Joint degrees and validation agreements with overseas partners have become a huge growth area for British universities in recent years. But the 成人VR视频 Funding Council for England signalled in its consultation on the risk-based quality assurance regime, published yesterday, that it wants closer monitoring of standards in collaborative provision with partners at home and abroad.
The proposals “respond to concerns that varying forms of collaborative provision may place academic quality and standards at greater risk”, Hefce says in the consultation document.
The move follows the scandal over the University of Wales’ lucrative validation agreements with partners in the UK and around the world.

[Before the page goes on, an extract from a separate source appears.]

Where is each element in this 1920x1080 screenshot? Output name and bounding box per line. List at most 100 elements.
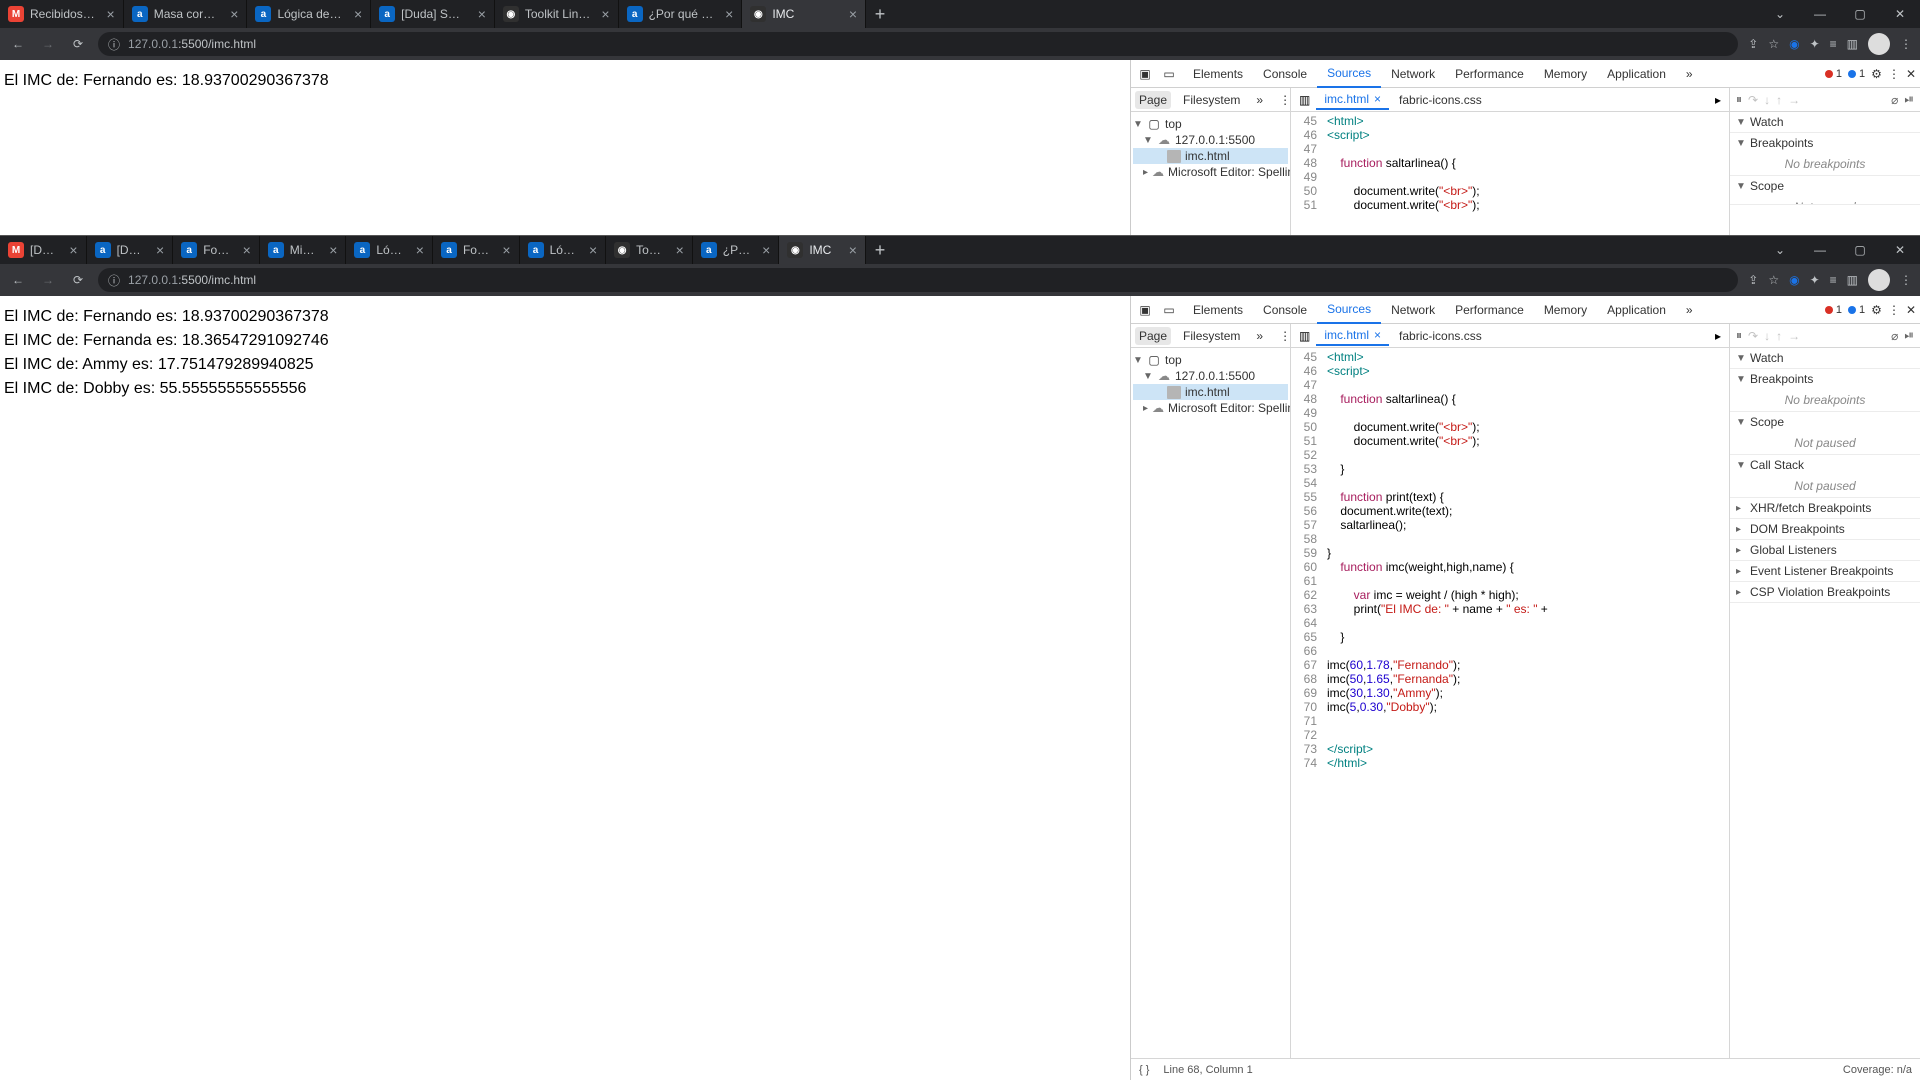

Hefce proposes that additional modules could be added to the institutional reviews undertaken by the Quality Assurance Agency – every six years at present – in order to look closely at collaborative provision.
“Examples of such modules would be where degree-awarding institutions validate programmes of study leading to their awards in partner organisations in the UK and internationally,” Hefce says, adding: “Other modules might focus on distance learning programmes, branch campuses or joint ventures.”
Hefce says that depending on the outcome of the consultation, these modules could replace the QAA’s collaborative provision audit.
The document continues: “Collaborative provision, by virtue of its more complex nature…can present more challenges to the maintenance of academic standards and quality than other forms of higher education provision.”
The modules would take place at the same time as institutional reviews.
But Hefce adds that “where there is a significant change, such as growth, in a provider’s collaborative provision, but no formal review is due for a number of years, one or more collaborative provision modules might be regarded as a trigger by the external panel for an out-of-cycle QAA engagement”.